At 28, I no longer lived on the smelliest block in Manhattan. I’d relocated to a sunny second-floor walk-up in Brooklyn, though saddled with a new gloom. I was still bartending, now in a speakeasy whose gypsy jazz soundtracks snapped my own life’s anachronisms into focus; the rift with my father, the stagnant writing career I’d claimed to pursue for years, both frozen in time.

It is a strange thing to stumble upon someone else’s private memories. Dozens of unflattering, low-angle shots my mother had taken of herself (in a pre-selfie era) filled the rolls, with landmarks or her face accidentally cropped out of the frame. The leaning lower half of Pisa, for example. My mother’s chin aboard a London double-decker bus. Her orange hair wind-socking into a Roy Orbison–esque pompadour off Copacabana Beach. In most of these pictures, she’s showing teeth but failing to forge a candid smile. It looks as if she doesn’t know how.

In most of these pictures, she’s showing teeth but failing to forge a candid smile. It looks as if she doesn’t know how.
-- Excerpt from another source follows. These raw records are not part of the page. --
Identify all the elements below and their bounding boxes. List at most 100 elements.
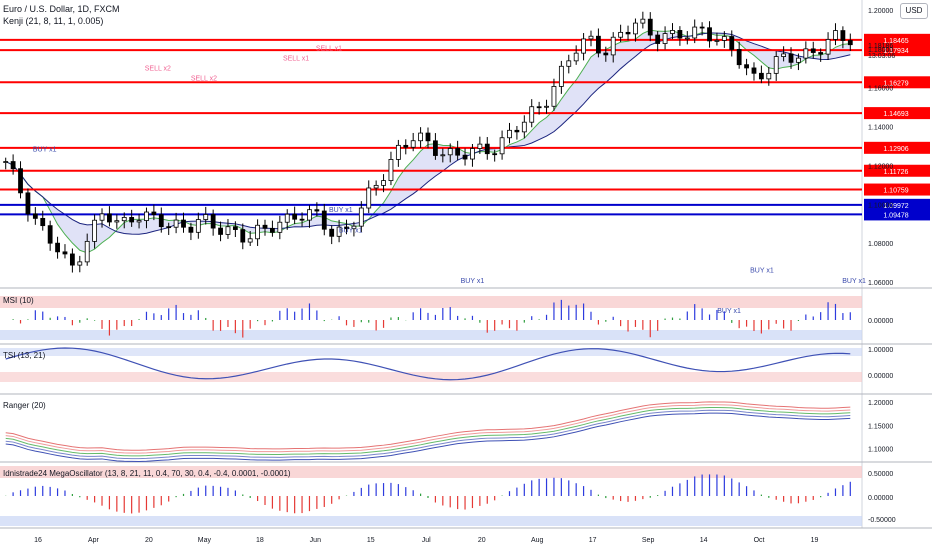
candle-body <box>292 213 298 220</box>
candle-body <box>232 226 238 230</box>
candle-body <box>62 251 68 255</box>
level-price-label: 1.17934 <box>883 48 908 55</box>
candle-body <box>655 34 661 44</box>
time-axis-label: May <box>198 537 212 544</box>
candle-body <box>677 30 683 39</box>
candle-body <box>736 49 742 66</box>
candle-body <box>277 221 283 233</box>
candle-body <box>336 226 342 237</box>
candle-body <box>758 72 764 80</box>
level-price-tag <box>864 107 930 120</box>
tsi-line <box>5 347 851 381</box>
level-price-label: 1.16279 <box>883 80 908 87</box>
candle-body <box>610 36 616 56</box>
candle-body <box>366 187 372 209</box>
ranger-axis-label: 1.20000 <box>868 400 893 407</box>
candle-body <box>447 148 453 156</box>
candle-body <box>596 35 601 54</box>
signal-label-sell: SELL x1 <box>283 56 309 63</box>
candle-body <box>573 52 579 62</box>
candle-body <box>633 22 638 35</box>
candle-body <box>766 72 772 80</box>
candle-body <box>395 144 401 160</box>
candle-body <box>477 143 483 149</box>
candle-body <box>692 26 698 39</box>
level-price-label: 1.09478 <box>883 212 908 219</box>
level-price-label: 1.11726 <box>884 169 909 176</box>
time-axis-label: 18 <box>256 537 264 544</box>
mega-axis-label: 0.00000 <box>868 495 893 502</box>
candle-body <box>247 238 253 243</box>
candle-body <box>358 207 364 227</box>
candle-body <box>381 180 386 186</box>
tsi-axis-label: 1.00000 <box>868 347 893 354</box>
candle-body <box>32 213 38 219</box>
candle-body <box>470 148 475 160</box>
candle-body <box>195 219 201 233</box>
candle-body <box>781 53 787 57</box>
candle-body <box>284 213 290 223</box>
candle-body <box>588 35 594 40</box>
candle-body <box>521 121 527 133</box>
price-axis-tick: 1.06000 <box>868 280 893 287</box>
tsi-axis-label: 0.00000 <box>868 373 893 380</box>
candle-body <box>847 40 853 46</box>
candle-body <box>388 159 394 181</box>
candle-body <box>581 38 586 54</box>
ranger-band-line <box>5 406 851 457</box>
symbol-title: Euro / U.S. Dollar, 1D, FXCM <box>3 4 120 14</box>
candle-body <box>47 225 53 244</box>
candle-body <box>514 129 520 133</box>
candle-body <box>647 18 653 36</box>
level-price-label: 1.12906 <box>883 146 908 153</box>
candle-body <box>84 240 90 263</box>
ranger-axis-label: 1.15000 <box>868 423 893 430</box>
indicator-label: Kenji (21, 8, 11, 1, 0.005) <box>3 16 104 26</box>
candle-body <box>373 184 379 189</box>
time-axis-label: 17 <box>589 537 597 544</box>
price-axis-tick: 1.16000 <box>868 86 893 93</box>
mega-oversold-zone <box>0 516 862 526</box>
candle-body <box>499 137 505 155</box>
signal-label-buy: BUY x1 <box>750 268 774 275</box>
candle-body <box>188 226 194 233</box>
currency-button[interactable]: USD <box>900 3 928 19</box>
candle-body <box>158 214 164 228</box>
candle-body <box>351 225 357 230</box>
ranger-band-line <box>5 401 851 451</box>
candle-body <box>803 48 809 59</box>
candle-body <box>121 217 127 222</box>
candle-body <box>566 60 572 67</box>
candle-body <box>40 217 46 227</box>
candle-body <box>10 161 16 170</box>
signal-label-buy: BUY x1 <box>842 278 866 285</box>
candle-body <box>144 211 149 221</box>
candle-body <box>618 31 624 38</box>
level-price-tag <box>864 141 930 154</box>
candle-body <box>203 214 209 220</box>
mega-axis-label: -0.50000 <box>868 517 896 524</box>
level-price-tag <box>864 44 930 57</box>
candle-body <box>225 226 231 235</box>
signal-label-sell: SELL x2 <box>191 76 217 83</box>
time-axis-label: Jun <box>310 537 321 544</box>
time-axis-label: Sep <box>642 537 655 544</box>
candle-body <box>788 53 794 63</box>
candle-body <box>92 219 98 242</box>
candle-body <box>440 154 446 157</box>
price-axis-tick: 1.10000 <box>868 202 893 209</box>
candle-body <box>18 168 23 194</box>
candle-body <box>796 57 801 63</box>
candle-body <box>536 106 542 109</box>
time-axis-label: 14 <box>700 537 708 544</box>
price-axis-tick: 1.12000 <box>868 163 893 170</box>
candle-body <box>484 143 490 155</box>
candle-body <box>662 33 668 44</box>
candle-body <box>507 129 512 139</box>
candle-body <box>640 18 646 24</box>
mega-oscillator-pane-title: Idnistrade24 MegaOscillator (13, 8, 21, … <box>3 469 291 478</box>
candle-body <box>670 30 675 34</box>
candle-body <box>344 226 349 230</box>
signal-label-sell: SELL x1 <box>316 45 342 52</box>
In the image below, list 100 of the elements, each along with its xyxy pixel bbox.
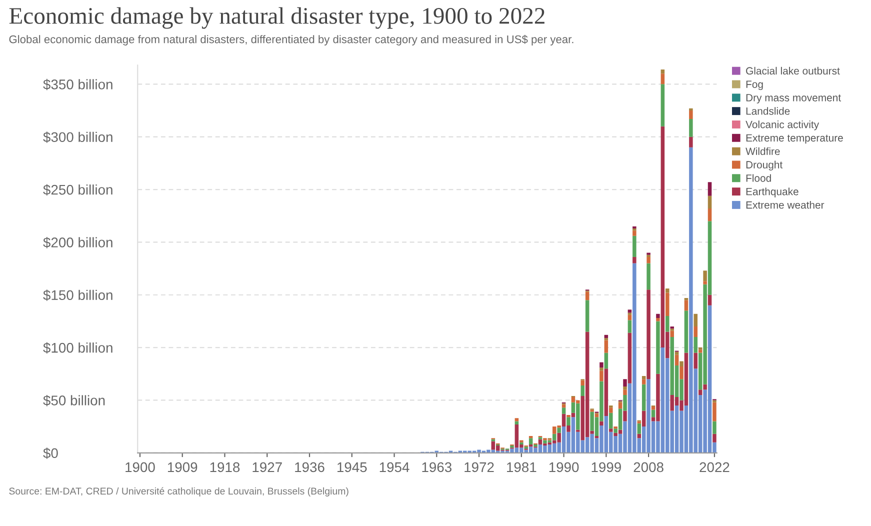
legend-label: Extreme weather: [746, 201, 824, 209]
y-tick-label: $200 billion: [43, 236, 112, 248]
bar: [666, 288, 670, 293]
legend-label: Earthquake: [746, 188, 798, 198]
bar: [646, 290, 650, 380]
bar: [600, 362, 604, 368]
x-tick-label: 1963: [422, 462, 452, 472]
legend-label: Dry mass movement: [746, 94, 841, 104]
bar: [604, 352, 608, 369]
bar: [608, 412, 613, 429]
bar: [656, 314, 660, 318]
x-tick-label: 1936: [295, 462, 324, 472]
bar: [642, 384, 646, 411]
bar: [608, 408, 613, 413]
chart-title: Economic damage by natural disaster type, 1900 to 2022: [9, 7, 544, 29]
y-tick-label: $350 billion: [43, 78, 112, 90]
bar: [660, 74, 665, 84]
bar: [628, 332, 632, 384]
bar: [689, 118, 693, 137]
bar: [680, 361, 684, 367]
x-tick-label: 1945: [337, 462, 367, 472]
bar: [623, 386, 627, 390]
bar: [694, 337, 698, 353]
legend-label: Wildfire: [746, 147, 780, 156]
bar: [708, 294, 712, 306]
bar: [689, 136, 693, 148]
y-tick-label: $250 billion: [43, 184, 112, 196]
bar: [608, 405, 613, 408]
bar: [600, 421, 604, 426]
bar: [637, 434, 642, 438]
legend-label: Extreme temperature: [746, 134, 843, 144]
bar: [703, 281, 707, 284]
bar: [566, 417, 570, 426]
x-tick-label: 1954: [380, 462, 410, 472]
bar: [646, 256, 650, 264]
x-tick-label: 1972: [464, 462, 494, 472]
y-tick-label: $0: [43, 448, 58, 459]
bar: [656, 321, 660, 374]
bar: [684, 300, 688, 311]
x-tick-label: 2008: [634, 462, 664, 472]
bar: [708, 182, 712, 196]
bar: [666, 292, 670, 316]
bar: [646, 263, 650, 290]
bar: [623, 379, 627, 387]
legend-label: Glacial lake outburst: [746, 66, 840, 75]
bar: [656, 318, 660, 322]
legend-label: Volcanic activity: [746, 120, 820, 130]
bar: [642, 410, 646, 427]
bar: [600, 368, 604, 371]
bar: [680, 366, 684, 380]
bar: [514, 418, 519, 422]
bar: [632, 236, 636, 257]
bar: [632, 230, 636, 236]
bar: [608, 428, 613, 432]
bar: [689, 108, 693, 111]
x-tick-label: 1990: [549, 462, 579, 472]
bar: [708, 208, 712, 222]
bar: [694, 314, 698, 326]
bar: [628, 320, 632, 333]
bar: [632, 256, 636, 264]
x-tick-label: 1909: [168, 462, 198, 472]
bar: [628, 310, 632, 313]
bar: [632, 226, 636, 229]
bar: [552, 434, 556, 440]
bar: [712, 402, 716, 422]
bar: [557, 428, 561, 433]
bar: [566, 414, 570, 418]
bar: [534, 444, 538, 447]
bar: [694, 352, 698, 369]
bar: [585, 300, 590, 332]
bar: [623, 390, 627, 395]
bar: [623, 410, 627, 422]
source-note: Source: EM-DAT, CRED / Université catholique de Louvain, Brussels (Belgium): [9, 487, 348, 496]
bar: [712, 421, 716, 434]
bar: [703, 384, 707, 390]
y-tick-label: $50 billion: [43, 394, 105, 406]
bar: [604, 340, 608, 353]
bar: [651, 410, 656, 418]
bar: [528, 438, 533, 444]
bar: [666, 316, 670, 332]
bar: [698, 350, 702, 353]
y-tick-label: $300 billion: [43, 132, 112, 143]
x-tick-label: 1999: [592, 462, 621, 472]
bar: [637, 423, 642, 434]
x-tick-label: 1918: [210, 462, 240, 472]
y-tick-label: $150 billion: [43, 290, 112, 301]
bar: [712, 434, 716, 442]
bar: [684, 310, 688, 353]
x-tick-label: 2022: [700, 462, 730, 472]
bar: [604, 368, 608, 416]
y-tick-label: $100 billion: [43, 342, 112, 354]
bar: [674, 354, 679, 366]
bar: [660, 84, 665, 126]
bar: [703, 270, 707, 282]
x-tick-label: 1927: [252, 462, 282, 472]
bar: [689, 110, 693, 119]
x-tick-label: 1981: [507, 462, 536, 472]
bar: [642, 379, 646, 384]
chart-subtitle: Global economic damage from natural disasters, differentiated by disaster category and measured in US$ per year.: [9, 34, 574, 46]
bar: [708, 196, 712, 208]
Then there was Costa Rica. Another slew of unrecognizable photos: brown fuzz (a monkey?) tightroping a phone line, a hazy zigzag (boa constrictor?) nestled in a pile of leaves. But also a set of clear, earnest self-portraits. She’s left her hair undone in them, her perm curly and wild. Wide jungle fronds splay at her shoulders. You can see her giving in to the moment, the soft corners of her mouth upturned. Finally, inside her bungalow, where the peach-painted walls warm her skin and the room, she beams a sincere, toothy smile.

I have nearly identical, unremarkable photos from Costa Rica. Monkeys (hairy blurs) carousing in sky-high vines, an eyelash viper (a cloudy coil) hidden on a tree trunk. I’d flown to Costa Rica on my 29th birthday. A week prior, a patron at work drunkenly spilled a craft beer all over my butt. I caught myself glaring at her, looking positively homicidal. At home, I came unhinged, and howl-wept, pausing between gasps for sips of wine. What was I doing with my life?

On a whim, I decided to escape the States for as long as I could afford (four days). I remember arriving to Costa Rica’s Caribbean coastline at midnight, driving through velvet darkness to my beachside bungalow. I fell asleep to the trill of a million little living things secreted by shadows. I hoped I’d wake up an improved person, bequeathed overnight with instant, magic clarity.

I don’t have pictures of the dismal moments, like when my jungle guide’s feral dog chased me and I fell face-first onto his gravel driveway. Or when the cocoa farmer’s apprentice insulted me in Spanish while toasting my beans. I did relish a few moments of peace, while lying in a hammock outside my bungalow where I took many of my own unsuccessful self-portraits. I returned to New York sun-kissed but, to my dismay, otherwise unaltered.

Real change is neither instant nor magic, but a long process, a kind of honest work. Then one day you reach a point of stillness, when you can look, maybe only briefly, with clear eyes, and simply let go. My mother knows this. She has yelled my name in many far-flung places, at the top of peaks and cliffs, over frozen lakes, or while riding Greek donkeys. I asked her once why she called out our names, and she answered: “Just to say something.”

I understood when I began yelling her name too, first while standing on a towering peak in the Icelandic highlands, then again while perched on the white cliffs near Cochiti Pueblo in New Mexico. It soothed me to see how the terracotta mesas pleated into an opulent skyline, or how miles of slick deltas wove through black sand and vanished into the horizon. I sang and called her name over and over. Can you imagine? Each time I shouted, she echoed back.